Amor

Tan solo ayer

Sostuve tu mano

en la oscuridad

consolando el miedo

de tu joven corazón.

Cariño mío

No me equivoqué

cuando te conté del mundo cruel

Pero hay más

En el llanto hallarás la risa

En el dolor la vida

Tendrás buenas amistades

también mal de amores.

Deseo retenerte para

siempre en mis brazos

Seguir tus pisadas

y sujetarte en las caídas

de la confusa línea del tiempo

que debes seguir.

Será largo el camino

Sé fuerte

aunque puedas fallar

No temas llorar

Y no olvides que el amor

y perdón propio

serán tu verdadera paz.

Deseo del deceso

Escribo lo mismo

en diferentes maneras

con otras voces otros matices,

mis notas cursivas dan gritos de auxilio

sin contraste exclaman mayúsculas sálvenme.

Mi propia pluma desea el espeso burdeo

caer a cuentagotas contra reloj,

dejándome en sequedad

rodeada de penosas prosas

en hojas rotas.

Que puedo hacer si el aire me fatiga

y la fuerza es mínima…

A lo lejos espero posar

frágil cuerpo inmuto

sobre verdes pastos en su madurez,

llevando un leve rumor

último resoplido de mi amor por el mundo.

Un piano sobre la carretera

A paso lento

sobre el día corto

pretendo sentir

un poco de luz desatada

vuelta en melodías

   de toques ligeros

con trasfondo intenso,

      malinterpretados

como un credo

algo incrédulo.

     Soy alguien

que no es nadie

disfrutando una vez más

con aires permisivos

tu buena música

mientras me concentro

en un punto fijo de mi camino.

Affaire 

La canción es corta para la hora

Latente fugacidad eterna

En lo oscuro de cuatro muros dispersos del mundo

Dejemos la extinción de la memoria Como principal testigo. 
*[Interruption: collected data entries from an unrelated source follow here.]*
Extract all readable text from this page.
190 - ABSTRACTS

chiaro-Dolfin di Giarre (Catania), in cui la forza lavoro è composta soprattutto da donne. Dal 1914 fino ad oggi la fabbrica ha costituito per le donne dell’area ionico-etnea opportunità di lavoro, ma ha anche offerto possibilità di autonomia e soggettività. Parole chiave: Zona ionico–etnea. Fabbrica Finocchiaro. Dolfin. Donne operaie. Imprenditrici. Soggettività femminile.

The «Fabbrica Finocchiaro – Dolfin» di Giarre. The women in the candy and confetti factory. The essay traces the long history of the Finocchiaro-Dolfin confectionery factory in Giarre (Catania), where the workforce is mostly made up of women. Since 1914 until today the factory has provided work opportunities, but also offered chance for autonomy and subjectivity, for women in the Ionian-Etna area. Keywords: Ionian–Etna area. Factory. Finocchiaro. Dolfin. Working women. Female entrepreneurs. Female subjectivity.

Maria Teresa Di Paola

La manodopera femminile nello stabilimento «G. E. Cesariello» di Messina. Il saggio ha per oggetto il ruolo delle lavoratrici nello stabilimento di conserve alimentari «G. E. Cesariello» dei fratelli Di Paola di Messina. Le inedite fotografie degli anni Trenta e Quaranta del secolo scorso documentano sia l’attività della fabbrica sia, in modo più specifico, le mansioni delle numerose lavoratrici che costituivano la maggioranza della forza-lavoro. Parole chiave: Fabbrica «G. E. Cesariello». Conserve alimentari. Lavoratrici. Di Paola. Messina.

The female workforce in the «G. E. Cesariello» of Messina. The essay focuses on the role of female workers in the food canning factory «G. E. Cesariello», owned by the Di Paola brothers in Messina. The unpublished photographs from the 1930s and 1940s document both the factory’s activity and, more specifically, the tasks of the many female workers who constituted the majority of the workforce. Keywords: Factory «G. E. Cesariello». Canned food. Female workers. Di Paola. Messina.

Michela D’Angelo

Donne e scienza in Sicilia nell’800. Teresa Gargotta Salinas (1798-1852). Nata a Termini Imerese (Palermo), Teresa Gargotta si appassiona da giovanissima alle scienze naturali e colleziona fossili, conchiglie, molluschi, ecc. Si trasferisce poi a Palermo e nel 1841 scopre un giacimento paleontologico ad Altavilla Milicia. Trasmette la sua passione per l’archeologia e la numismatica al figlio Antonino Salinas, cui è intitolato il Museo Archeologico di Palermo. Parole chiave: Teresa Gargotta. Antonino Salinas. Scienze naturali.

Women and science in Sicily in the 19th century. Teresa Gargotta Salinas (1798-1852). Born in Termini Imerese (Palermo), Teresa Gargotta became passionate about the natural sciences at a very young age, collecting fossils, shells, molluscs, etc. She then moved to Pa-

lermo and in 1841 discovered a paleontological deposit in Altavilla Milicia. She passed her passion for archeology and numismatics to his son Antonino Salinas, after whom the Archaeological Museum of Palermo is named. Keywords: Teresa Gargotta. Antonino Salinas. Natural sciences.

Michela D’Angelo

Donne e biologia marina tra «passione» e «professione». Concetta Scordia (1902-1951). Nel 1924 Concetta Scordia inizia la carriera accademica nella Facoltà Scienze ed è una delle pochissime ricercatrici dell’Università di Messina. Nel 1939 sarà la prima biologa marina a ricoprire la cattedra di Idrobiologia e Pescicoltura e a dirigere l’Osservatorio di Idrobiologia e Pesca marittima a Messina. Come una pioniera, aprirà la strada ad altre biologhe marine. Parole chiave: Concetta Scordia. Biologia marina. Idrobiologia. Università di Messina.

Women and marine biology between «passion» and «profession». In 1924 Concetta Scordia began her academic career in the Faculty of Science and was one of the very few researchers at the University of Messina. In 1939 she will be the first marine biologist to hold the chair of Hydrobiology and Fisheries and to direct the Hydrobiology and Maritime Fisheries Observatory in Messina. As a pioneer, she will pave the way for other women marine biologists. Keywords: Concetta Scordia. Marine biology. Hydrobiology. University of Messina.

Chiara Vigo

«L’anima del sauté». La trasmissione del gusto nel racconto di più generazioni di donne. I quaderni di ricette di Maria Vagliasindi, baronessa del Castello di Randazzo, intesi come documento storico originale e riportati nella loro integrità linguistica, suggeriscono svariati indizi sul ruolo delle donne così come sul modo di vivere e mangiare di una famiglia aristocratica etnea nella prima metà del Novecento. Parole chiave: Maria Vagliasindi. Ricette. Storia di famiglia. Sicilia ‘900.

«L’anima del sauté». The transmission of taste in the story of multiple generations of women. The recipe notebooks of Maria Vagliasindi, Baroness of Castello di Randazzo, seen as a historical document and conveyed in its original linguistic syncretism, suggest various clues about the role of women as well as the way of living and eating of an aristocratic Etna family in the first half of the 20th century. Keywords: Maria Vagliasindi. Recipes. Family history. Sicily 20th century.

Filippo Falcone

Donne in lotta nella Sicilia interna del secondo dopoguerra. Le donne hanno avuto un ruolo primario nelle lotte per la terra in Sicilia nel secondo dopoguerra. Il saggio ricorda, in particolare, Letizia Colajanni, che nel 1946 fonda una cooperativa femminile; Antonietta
Somos talentosos cuerpos sin música

Te tengo y me tienes,

Es hoy y nunca más.

Mi suplicio

Mi piel está maldita

poseo sangre corrosiva

En mi cuerpo posan

largos trazos de persecución

el suplicio de la sumisión.

Por hoy

Solo me queda llorar por mi madre

y rezar por mi hija

Que la ignorancia perpetua

peca de atrevida.

Y cuando veo sus rostros

que

detrás de esos hoyuelos

están las llagas del consumo

el martirio de abusos.

Y como acto final

habrá un desenlace fatal.

Yo

Vivo para escribir

este oficio me consume

porque los días son duros

y las noches creativas.

Todo parece indicar en mi raro caminar

que mi lenguaje es común en lengua hostil…

Recae a lo extraño, sabes

como de otro mundo.

Ayer parecía alborecer hacia el sur

dudo que sea una anamorfosis,

signos de mi locura a medianoche.

Acerca del autor

Rassiel Zabala es poeta, productora y actriz de teatro, también es estudiante de comunicación social.

Ha participado de diferentes lecturas en espacios y centros culturales en Santa Cruz. En el 2020 fue residente en la 28a. Edición del Festival Internacional de Poesía de Rosario y participó en la exposición colectiva Aproximaciones (Santa Cruz de la Sierra).

Varios de sus poemas y cuentos se encuentran en revistas y antologías digitales de Venezuela, Argentina, Chile, Guatemala y México.